Working together has been key to the departments’ telework strategies. While CalHR is a longtime SharePoint user, a key challenge for the future will be unifying in-house and remote staff through a collaboration suite like a Zoom Room or a Webex Room. DOR recently stood up Microsoft Teams and is working with CDT and the Office of Technology Services (OTech) on adding broadband to its offices. DOR is also working with Microsoft to improve the performance of tools for disabled users, Kirkham said, pointing out that the video quality of collaboration suites comes under scrutiny when they’re used by disabled people, whose experience may be severely impacted by skips or latency. He highlighted the value of multi-factor authentication as a weapon against cybercriminals; Crowe said CalHR offers weekly training sessions and has worked hard to teach employees how to guard against phishing and whaling attempts.
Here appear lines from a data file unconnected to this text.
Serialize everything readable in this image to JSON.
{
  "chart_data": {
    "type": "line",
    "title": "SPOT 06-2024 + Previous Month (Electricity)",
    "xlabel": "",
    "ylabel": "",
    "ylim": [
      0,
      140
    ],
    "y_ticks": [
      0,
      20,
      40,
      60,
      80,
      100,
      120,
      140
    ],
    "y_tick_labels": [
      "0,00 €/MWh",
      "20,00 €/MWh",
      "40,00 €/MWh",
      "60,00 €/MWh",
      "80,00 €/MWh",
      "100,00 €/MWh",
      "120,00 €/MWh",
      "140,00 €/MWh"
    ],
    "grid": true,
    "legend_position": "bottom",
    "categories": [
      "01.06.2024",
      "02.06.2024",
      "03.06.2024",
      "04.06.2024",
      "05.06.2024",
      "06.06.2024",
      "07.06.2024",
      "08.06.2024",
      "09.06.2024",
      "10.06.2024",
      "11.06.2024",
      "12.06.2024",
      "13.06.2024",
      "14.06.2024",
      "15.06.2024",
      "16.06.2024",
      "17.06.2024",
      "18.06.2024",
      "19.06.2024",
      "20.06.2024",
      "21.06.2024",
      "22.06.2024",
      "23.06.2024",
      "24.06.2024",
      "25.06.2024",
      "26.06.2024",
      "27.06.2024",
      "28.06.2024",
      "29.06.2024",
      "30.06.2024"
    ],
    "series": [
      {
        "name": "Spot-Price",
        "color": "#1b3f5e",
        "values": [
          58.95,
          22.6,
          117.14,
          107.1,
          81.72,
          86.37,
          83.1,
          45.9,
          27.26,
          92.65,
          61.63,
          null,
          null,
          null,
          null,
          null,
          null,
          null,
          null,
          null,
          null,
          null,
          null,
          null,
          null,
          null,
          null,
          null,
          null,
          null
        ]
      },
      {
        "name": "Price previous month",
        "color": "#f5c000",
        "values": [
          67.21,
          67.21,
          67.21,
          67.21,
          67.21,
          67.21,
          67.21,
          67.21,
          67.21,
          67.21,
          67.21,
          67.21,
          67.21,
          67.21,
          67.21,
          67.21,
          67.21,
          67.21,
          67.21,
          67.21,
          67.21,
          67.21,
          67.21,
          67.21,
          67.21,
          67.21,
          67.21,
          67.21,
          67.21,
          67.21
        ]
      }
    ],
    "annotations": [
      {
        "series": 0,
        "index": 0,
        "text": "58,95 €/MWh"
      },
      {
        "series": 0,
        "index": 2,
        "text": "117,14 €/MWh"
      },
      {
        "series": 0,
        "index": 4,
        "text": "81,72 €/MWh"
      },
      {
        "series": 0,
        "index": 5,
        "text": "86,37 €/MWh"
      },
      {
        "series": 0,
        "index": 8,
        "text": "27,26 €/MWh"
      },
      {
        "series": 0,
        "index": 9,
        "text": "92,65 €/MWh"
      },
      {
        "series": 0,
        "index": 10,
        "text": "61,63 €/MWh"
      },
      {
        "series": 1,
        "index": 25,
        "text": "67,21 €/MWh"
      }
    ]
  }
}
• With just more than 10 days before the Legislature must approve a state budget amid a historic economic downturn, both CIOs acknowledged the likely impact to state spending. Kirkham said “we must be strategic about where we invest,” adding: “I don’t necessarily think that the IT investment decreases, but I do think that what we spend on will be a lot more scrutinized and be certainly strategic with a goal towards virtual workspaces and being able to work from wherever you are.” It could also present opportunities to “move things forward and modernize,” he said, pointing out there’s “nothing like an emergency situation to replace organizational change management.”

Crowe said the economic crunch is “definitely going to affect the work,” adding: “The money that we did have is shifted towards telework needs.” It was all on CalHR’s roadmap, the CIO said, including migrating to the cloud, doing more automation and getting off paper. But making a 5 percent cut again, as officials had to do during the Arnold Schwarzenegger administration, will definitely be felt. “I have several projects now on hold because of the budget, so it is affecting some of our projects to automate and cover opportunities -- but again there’s opportunities in other places,” Crowe said. “I do think that a lot of times, IT gets cut first because it’s simple, it’s easy to see, but it’s our job to make sure that doesn’t happen.”

*e.Republic is the parent company of Techwire.

Theo Douglas is Assistant Managing Editor of Industry Insider — California.